Três dias sem dormir, resistindo até agora, ela já não conseguia sequer pronunciar uma frase completa... Apenas com o auxílio de Guo Shen conseguiu chegar até a espreguiçadeira, onde fechou os olhos.
Mas apenas fechou os olhos.
Fechar os olhos não significa dormir.
“Eu... não consigo dormir...”
Com as pálpebras cerradas, ela falou num tom trêmulo e dificultoso: “Desde há três dias... começou assim... de qualquer forma... não consigo dormir...”
Quem poderia imaginar que o maior dos pesadelos seria não conseguir sonhar?
“Hum... não se preocupe, eu estou aqui.”
“Feche os olhos, esvazie sua mente.”
A voz de Guo Shen era suave; ele se agachou ao lado da espreguiçadeira, tranquilizando-a com doçura, enquanto uma fissura se abria lentamente em sua testa, de onde brotou uma chama minúscula, porém ardente.
Dessa vez, o aparecimento da chama ardente foi diferente das anteriores.
Aquela chama vibrava intensamente, mas de modo silencioso.
“Há vestígios de energia extraordinária...”

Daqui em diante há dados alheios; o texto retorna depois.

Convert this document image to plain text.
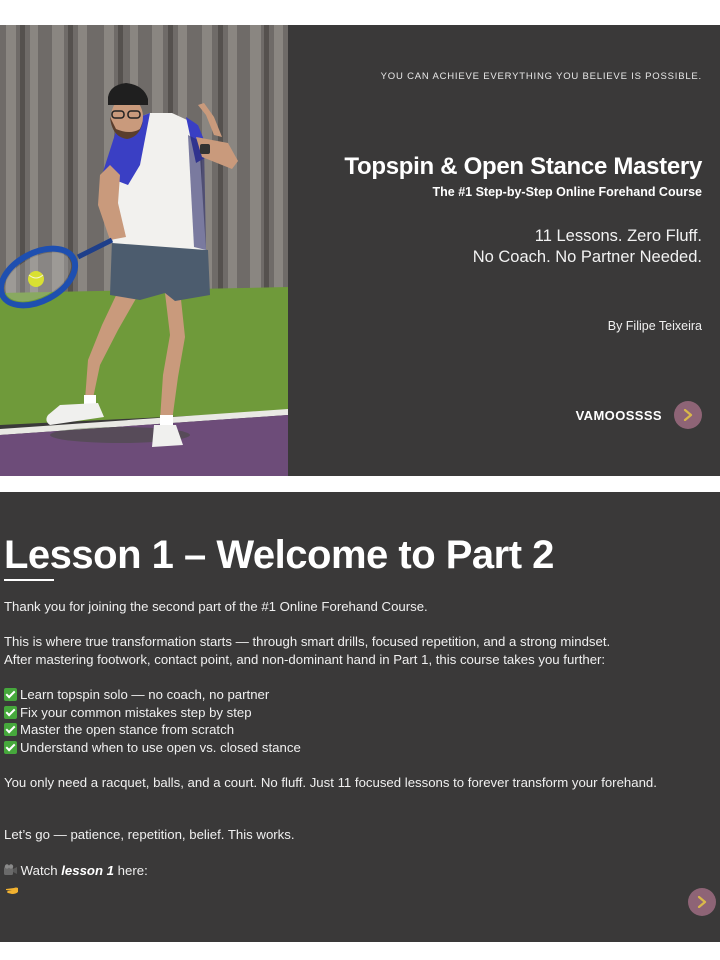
YOU CAN ACHIEVE EVERYTHING YOU BELIEVE IS POSSIBLE.
Topspin & Open Stance Mastery
The #1 Step-by-Step Online Forehand Course
11 Lessons. Zero Fluff.
No Coach. No Partner Needed.
By Filipe Teixeira
VAMOOSSSS
Lesson 1 – Welcome to Part 2
Thank you for joining the second part of the #1 Online Forehand Course.
This is where true transformation starts — through smart drills, focused repetition, and a strong mindset.
After mastering footwork, contact point, and non-dominant hand in Part 1, this course takes you further:
Learn topspin solo — no coach, no partner
Fix your common mistakes step by step
Master the open stance from scratch
Understand when to use open vs. closed stance
You only need a racquet, balls, and a court. No fluff. Just 11 focused lessons to forever transform your forehand.
Let’s go — patience, repetition, belief. This works.
Watch lesson 1 here:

Guo Shen semicerrava os olhos, a expressão se tornando grave.
Ele tentou canalizar sua energia mental através da chama.
“Zzzzz...”
O fogo crepitou suavemente.
Guo Shen sentiu-se em um estado estranho... como se houvesse aberto um terceiro olho.
Ele vislumbrou um mundo maior, mais vasto.
Ou, talvez... um mundo mais real!
Quando sua energia mental foi projetada pela chama, tudo o que estava ao alcance dos olhos — coisas, pessoas — se desdobrava e era analisado em detalhes.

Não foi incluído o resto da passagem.